Savic maintient que les vaccins contre les coronavirus n’ont pas été soumis à des tests de sécurité standard avant d’être approuvés pour utilisation, ils contiennent un composé à base de graphite et de graphène et ont provoqué des effets indésirables graves chez 1,2 million de personnes dans l’Union européenne, au Royaume-Uni et les États Unis.
Des allégations similaires ont été faites dans d’autres pays, et les scientifiques et les autorités sanitaires les ont rejetées à plusieurs reprises.

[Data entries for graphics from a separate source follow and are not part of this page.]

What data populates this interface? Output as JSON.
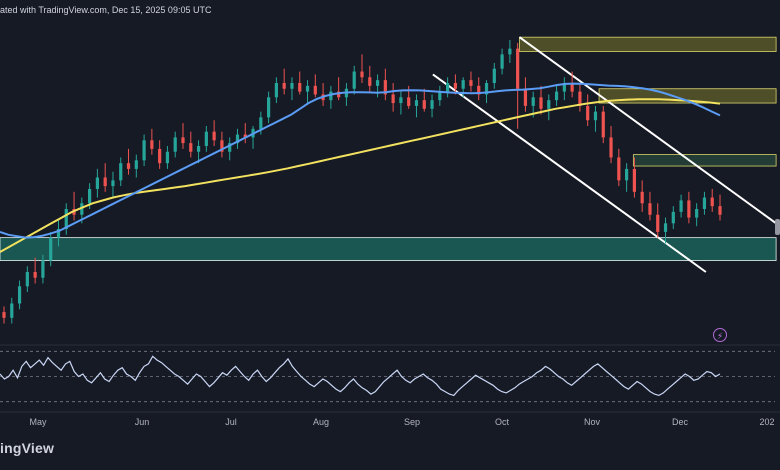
{
  "header": {
    "credit": "ated with TradingView.com, Dec 15, 2025 09:05 UTC"
  },
  "footer": {
    "logo": "ingView"
  },
  "colors": {
    "background": "#161a25",
    "grid": "#2a2e39",
    "candle_up": "#26a69a",
    "candle_down": "#ef5350",
    "ma_blue": "#5b9cf6",
    "ma_yellow": "#f2e25f",
    "zone_yellow": "#7d7a2e",
    "zone_green_light": "#2f5a43",
    "zone_teal": "#1f8a78",
    "channel": "#ffffff",
    "rsi": "#c9d6f5"
  },
  "icons": {
    "alert": "lightning-bolt-icon"
  },
  "chart_data": {
    "type": "candlestick",
    "x_tick_labels": [
      "May",
      "Jun",
      "Jul",
      "Aug",
      "Sep",
      "Oct",
      "Nov",
      "Dec",
      "202"
    ],
    "price": {
      "candles": [
        [
          0.7,
          0.72,
          0.66,
          0.68
        ],
        [
          0.68,
          0.75,
          0.66,
          0.73
        ],
        [
          0.73,
          0.81,
          0.71,
          0.79
        ],
        [
          0.79,
          0.86,
          0.77,
          0.84
        ],
        [
          0.84,
          0.89,
          0.8,
          0.82
        ],
        [
          0.82,
          0.9,
          0.8,
          0.88
        ],
        [
          0.88,
          0.98,
          0.86,
          0.96
        ],
        [
          0.96,
          1.02,
          0.93,
          0.99
        ],
        [
          0.99,
          1.08,
          0.97,
          1.06
        ],
        [
          1.06,
          1.12,
          1.02,
          1.04
        ],
        [
          1.04,
          1.1,
          1.01,
          1.08
        ],
        [
          1.08,
          1.15,
          1.06,
          1.13
        ],
        [
          1.13,
          1.2,
          1.1,
          1.17
        ],
        [
          1.17,
          1.22,
          1.12,
          1.14
        ],
        [
          1.14,
          1.19,
          1.1,
          1.16
        ],
        [
          1.16,
          1.24,
          1.14,
          1.22
        ],
        [
          1.22,
          1.27,
          1.18,
          1.2
        ],
        [
          1.2,
          1.25,
          1.17,
          1.23
        ],
        [
          1.23,
          1.32,
          1.21,
          1.3
        ],
        [
          1.3,
          1.34,
          1.25,
          1.27
        ],
        [
          1.27,
          1.3,
          1.2,
          1.22
        ],
        [
          1.22,
          1.28,
          1.2,
          1.26
        ],
        [
          1.26,
          1.33,
          1.24,
          1.31
        ],
        [
          1.31,
          1.36,
          1.27,
          1.29
        ],
        [
          1.29,
          1.33,
          1.24,
          1.26
        ],
        [
          1.26,
          1.3,
          1.22,
          1.28
        ],
        [
          1.28,
          1.35,
          1.26,
          1.33
        ],
        [
          1.33,
          1.37,
          1.28,
          1.3
        ],
        [
          1.3,
          1.33,
          1.24,
          1.26
        ],
        [
          1.26,
          1.31,
          1.23,
          1.29
        ],
        [
          1.29,
          1.34,
          1.27,
          1.32
        ],
        [
          1.32,
          1.36,
          1.29,
          1.31
        ],
        [
          1.31,
          1.35,
          1.27,
          1.34
        ],
        [
          1.34,
          1.4,
          1.32,
          1.38
        ],
        [
          1.38,
          1.47,
          1.36,
          1.45
        ],
        [
          1.45,
          1.52,
          1.43,
          1.5
        ],
        [
          1.5,
          1.55,
          1.46,
          1.48
        ],
        [
          1.48,
          1.52,
          1.44,
          1.5
        ],
        [
          1.5,
          1.54,
          1.46,
          1.47
        ],
        [
          1.47,
          1.51,
          1.43,
          1.49
        ],
        [
          1.49,
          1.53,
          1.45,
          1.46
        ],
        [
          1.46,
          1.5,
          1.42,
          1.44
        ],
        [
          1.44,
          1.49,
          1.41,
          1.47
        ],
        [
          1.47,
          1.52,
          1.44,
          1.45
        ],
        [
          1.45,
          1.5,
          1.42,
          1.48
        ],
        [
          1.48,
          1.56,
          1.46,
          1.54
        ],
        [
          1.54,
          1.6,
          1.5,
          1.52
        ],
        [
          1.52,
          1.56,
          1.47,
          1.49
        ],
        [
          1.49,
          1.53,
          1.45,
          1.51
        ],
        [
          1.51,
          1.55,
          1.44,
          1.46
        ],
        [
          1.46,
          1.5,
          1.4,
          1.43
        ],
        [
          1.43,
          1.47,
          1.39,
          1.45
        ],
        [
          1.45,
          1.49,
          1.41,
          1.42
        ],
        [
          1.42,
          1.46,
          1.38,
          1.44
        ],
        [
          1.44,
          1.48,
          1.4,
          1.41
        ],
        [
          1.41,
          1.46,
          1.38,
          1.44
        ],
        [
          1.44,
          1.49,
          1.42,
          1.47
        ],
        [
          1.47,
          1.52,
          1.45,
          1.5
        ],
        [
          1.5,
          1.53,
          1.46,
          1.48
        ],
        [
          1.48,
          1.52,
          1.45,
          1.51
        ],
        [
          1.51,
          1.54,
          1.47,
          1.49
        ],
        [
          1.49,
          1.52,
          1.44,
          1.46
        ],
        [
          1.46,
          1.51,
          1.43,
          1.5
        ],
        [
          1.5,
          1.57,
          1.48,
          1.55
        ],
        [
          1.55,
          1.62,
          1.53,
          1.6
        ],
        [
          1.6,
          1.65,
          1.57,
          1.62
        ],
        [
          1.62,
          1.64,
          1.34,
          1.48
        ],
        [
          1.48,
          1.52,
          1.4,
          1.42
        ],
        [
          1.42,
          1.47,
          1.38,
          1.45
        ],
        [
          1.45,
          1.49,
          1.39,
          1.41
        ],
        [
          1.41,
          1.46,
          1.37,
          1.44
        ],
        [
          1.44,
          1.49,
          1.42,
          1.47
        ],
        [
          1.47,
          1.52,
          1.44,
          1.5
        ],
        [
          1.5,
          1.54,
          1.45,
          1.47
        ],
        [
          1.47,
          1.5,
          1.4,
          1.42
        ],
        [
          1.42,
          1.46,
          1.35,
          1.37
        ],
        [
          1.37,
          1.42,
          1.33,
          1.4
        ],
        [
          1.4,
          1.42,
          1.29,
          1.31
        ],
        [
          1.31,
          1.35,
          1.22,
          1.24
        ],
        [
          1.24,
          1.27,
          1.14,
          1.16
        ],
        [
          1.16,
          1.22,
          1.12,
          1.2
        ],
        [
          1.2,
          1.24,
          1.1,
          1.12
        ],
        [
          1.12,
          1.16,
          1.05,
          1.08
        ],
        [
          1.08,
          1.12,
          1.02,
          1.04
        ],
        [
          1.04,
          1.08,
          0.96,
          0.98
        ],
        [
          0.98,
          1.03,
          0.94,
          1.01
        ],
        [
          1.01,
          1.07,
          0.99,
          1.05
        ],
        [
          1.05,
          1.11,
          1.03,
          1.09
        ],
        [
          1.09,
          1.12,
          1.01,
          1.03
        ],
        [
          1.03,
          1.08,
          1.0,
          1.06
        ],
        [
          1.06,
          1.12,
          1.04,
          1.1
        ],
        [
          1.1,
          1.13,
          1.05,
          1.07
        ],
        [
          1.07,
          1.11,
          1.02,
          1.04
        ]
      ],
      "ma_blue": [
        0.98,
        0.97,
        0.965,
        0.96,
        0.962,
        0.967,
        0.975,
        0.985,
        1.0,
        1.015,
        1.03,
        1.045,
        1.06,
        1.075,
        1.09,
        1.105,
        1.12,
        1.135,
        1.15,
        1.165,
        1.18,
        1.195,
        1.21,
        1.225,
        1.24,
        1.255,
        1.27,
        1.285,
        1.3,
        1.315,
        1.33,
        1.345,
        1.36,
        1.375,
        1.39,
        1.41,
        1.43,
        1.445,
        1.455,
        1.462,
        1.466,
        1.468,
        1.468,
        1.467,
        1.466,
        1.468,
        1.472,
        1.474,
        1.475,
        1.474,
        1.472,
        1.47,
        1.468,
        1.466,
        1.465,
        1.464,
        1.465,
        1.468,
        1.471,
        1.474,
        1.476,
        1.477,
        1.479,
        1.482,
        1.487,
        1.493,
        1.497,
        1.498,
        1.497,
        1.495,
        1.493,
        1.491,
        1.49,
        1.488,
        1.485,
        1.481,
        1.476,
        1.469,
        1.46,
        1.45,
        1.44,
        1.428,
        1.415,
        1.401,
        1.387
      ],
      "ma_yellow": [
        0.91,
        0.93,
        0.95,
        0.97,
        0.99,
        1.01,
        1.03,
        1.05,
        1.065,
        1.08,
        1.09,
        1.1,
        1.108,
        1.115,
        1.12,
        1.125,
        1.13,
        1.135,
        1.14,
        1.146,
        1.152,
        1.158,
        1.164,
        1.17,
        1.176,
        1.182,
        1.188,
        1.195,
        1.202,
        1.21,
        1.218,
        1.226,
        1.234,
        1.242,
        1.25,
        1.258,
        1.266,
        1.274,
        1.282,
        1.29,
        1.298,
        1.306,
        1.314,
        1.322,
        1.33,
        1.338,
        1.346,
        1.354,
        1.362,
        1.37,
        1.378,
        1.386,
        1.394,
        1.402,
        1.41,
        1.416,
        1.422,
        1.428,
        1.433,
        1.437,
        1.44,
        1.442,
        1.443,
        1.443,
        1.443,
        1.442,
        1.44,
        1.438,
        1.435,
        1.432,
        1.428
      ],
      "zones": [
        {
          "name": "upper-supply-zone",
          "color": "zone_yellow",
          "from": 0.6,
          "to": 0.83,
          "x_from": 0.666,
          "x_to": 0.995,
          "p_low": 1.61,
          "p_high": 1.66
        },
        {
          "name": "mid-supply-zone",
          "color": "zone_yellow",
          "from": 0.73,
          "to": 0.83,
          "x_from": 0.768,
          "x_to": 0.995,
          "p_low": 1.43,
          "p_high": 1.48
        },
        {
          "name": "resistance-zone",
          "color": "zone_green_light",
          "from": 0.8,
          "to": 0.83,
          "x_from": 0.812,
          "x_to": 0.995,
          "p_low": 1.21,
          "p_high": 1.25
        },
        {
          "name": "demand-zone",
          "color": "zone_teal",
          "from": 0.0,
          "to": 0.83,
          "x_from": 0.0,
          "x_to": 0.995,
          "p_low": 0.88,
          "p_high": 0.96
        }
      ],
      "channel": [
        {
          "name": "channel-upper-line",
          "start": [
            0.666,
            1.66
          ],
          "end": [
            0.995,
            1.01
          ]
        },
        {
          "name": "channel-lower-line",
          "start": [
            0.555,
            1.53
          ],
          "end": [
            0.905,
            0.84
          ]
        }
      ]
    },
    "rsi": [
      52,
      48,
      50,
      55,
      49,
      58,
      62,
      57,
      60,
      63,
      59,
      65,
      61,
      58,
      55,
      60,
      62,
      54,
      50,
      52,
      47,
      45,
      49,
      53,
      48,
      46,
      51,
      55,
      57,
      52,
      50,
      47,
      53,
      58,
      60,
      66,
      63,
      61,
      58,
      55,
      52,
      50,
      47,
      44,
      48,
      52,
      50,
      46,
      42,
      45,
      49,
      53,
      51,
      55,
      58,
      54,
      50,
      47,
      52,
      55,
      50,
      46,
      49,
      53,
      57,
      60,
      64,
      58,
      54,
      50,
      47,
      44,
      42,
      45,
      48,
      46,
      43,
      40,
      38,
      41,
      45,
      48,
      44,
      41,
      39,
      36,
      38,
      42,
      46,
      49,
      52,
      55,
      50,
      47,
      45,
      48,
      50,
      52,
      49,
      47,
      44,
      40,
      38,
      36,
      35,
      39,
      42,
      45,
      48,
      51,
      49,
      47,
      45,
      43,
      40,
      38,
      37,
      39,
      41,
      44,
      46,
      48,
      50,
      53,
      55,
      58,
      56,
      53,
      50,
      48,
      45,
      43,
      46,
      49,
      52,
      55,
      58,
      60,
      57,
      54,
      51,
      48,
      45,
      42,
      40,
      43,
      46,
      44,
      41,
      38,
      36,
      35,
      37,
      40,
      43,
      46,
      49,
      52,
      50,
      47,
      48,
      51,
      54,
      53,
      50,
      52
    ],
    "rsi_range": [
      25,
      75
    ],
    "grid": false
  }
}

Savic a répliqué que les informations provenant de sources officielles peuvent susciter des doutes sur les dangers des vaccins, mais « dans leur cœur et leur âme, les gens connaissent la vérité ».
La Bosnie a signalé près de 240 000 cas confirmés et plus de 10 500 décès dus à la pandémie. Savic affirme que les chiffres sont gonflés, arguant à tort que les tests PCR moléculaires – la principale méthode de diagnostic du COVID-19 – produisent un grand nombre de faux positifs.
« Malheureusement, j’ai l’impression que nous laissons simplement les lobbies et les mouvements anti-vaccination détourner le débat public et diffuser des informations erronées qui découragent les gens de se faire vacciner », a déclaré Bakir Nakas, spécialiste des maladies infectieuses à la retraite.
En attendant de recevoir son deuxième vaccin contre le coronavirus à Sarajevo la semaine dernière, la patiente cancéreuse Mirjana Golijanin a déclaré qu’elle pensait que certains compatriotes bosniaques refusaient comme moyen de s’opposer aux puissants et aux riches.
« Je pense que c’est simplement une expression de la nécessité d’offrir une sorte de résistance, même si tout ce à quoi ils résistent est un vaccin », a déclaré Golijanin.